Nachdem sie endlich wieder genug Kontrolle über ihren Körper hatte, trat sie einen Schritt von den anderen weg und sah sich um. Das Gewicht des Bogens über ihrer Schulter, wenn auch nur leicht, gab ihr endlich wieder das Gefühl von Sicherheit.
Andra kannte die Gasse, in der sie sich befanden. Die weißen Gebäude säumten den Bereich rund um den Platz, der direkt vor der Militär-Kommandozentrale lag. Sie inspizierte das Kopfsteinpflaster der Straße ganz genau, während sie so tat, als würde sie das Blickduell, das Okijen sich mit Marshall und Byth lieferte, gar nicht bemerken. Dabei war sie so froh, die beiden lebend zu sehen, gemeinsam mit Ellis, der sich ebenfalls auffällig für den grauen Himmel über ihnen interessierte.
Sie hatten es alle lebend aus Dikson hinausgeschafft, und das war ein verdammtes Wunder! Konnten sie nicht wenigstens einander umarmen? Oder taten diese Menschen das nicht mehr?
Unzufrieden presste Andra die Lippen zusammen und versuchte Byth nicht anzusehen. Die Wärme von Okijens Bett ruhte noch auf ihrer Haut, die Stille der letzten Nacht haftete noch an ihren Gedanken, und das Chaos der Welt fühlte sich so eigenartig fern von ihr an. Ihr Inneres war still geworden. Nicht stumpf, aber leise.

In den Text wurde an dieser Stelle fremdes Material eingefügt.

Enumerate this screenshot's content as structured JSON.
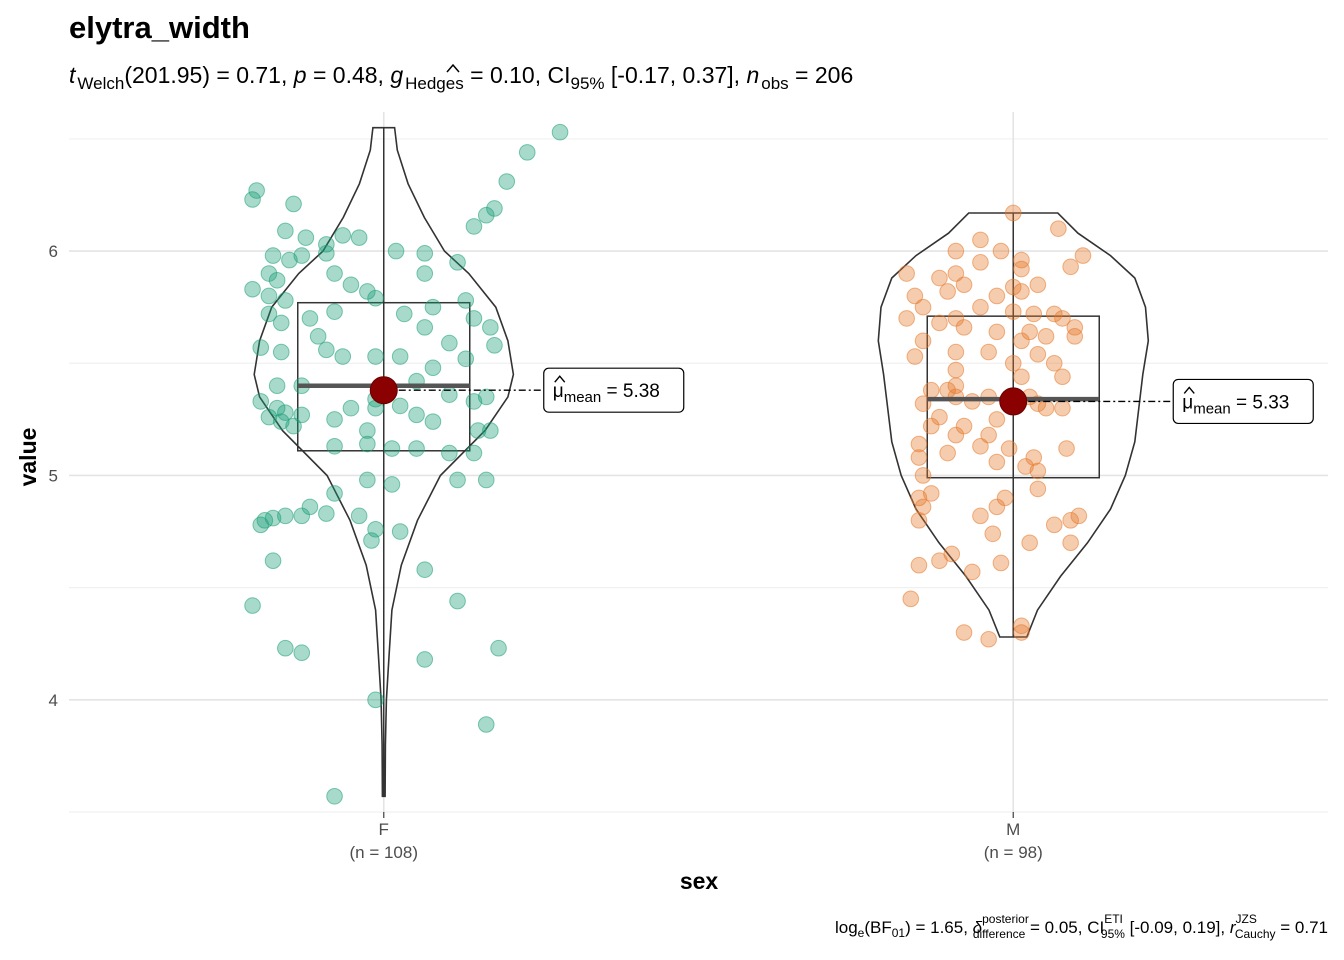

Und vielleicht hatte sie Angst, dass Byth es sah, wenn sie einander anschauten. Auch wenn sie gewiss andere Sachen im Kopf hatte.
Okijen schüttelte den Kopf, als ihm klar zu werden schien, dass weder Byth noch Marshall sich rechtfertigen würden, und trat einen Schritt von ihnen zurück. »Können wir jetzt losgehen, oder gibt es noch irgendwas, das ihr sagen wollt, bevor wir uns in die Höhle des Löwen stürzen?«
Andra verstand seinen Unmut. Vier Stunden waren vergangen, bis Byth und Marshall nach ihrem Telefonat wieder ein Lebenszeichen von sich gegeben hatten. Okijen und Andra hatten nicht ausgesprochen, was sie beide befürchtet hatten, aber die Angst, dass ihnen etwas zugestoßen sein musste, saß noch immer in ihren Knochen. Seine wütende Reaktion auf die beiden zeigte das nur allzu deutlich.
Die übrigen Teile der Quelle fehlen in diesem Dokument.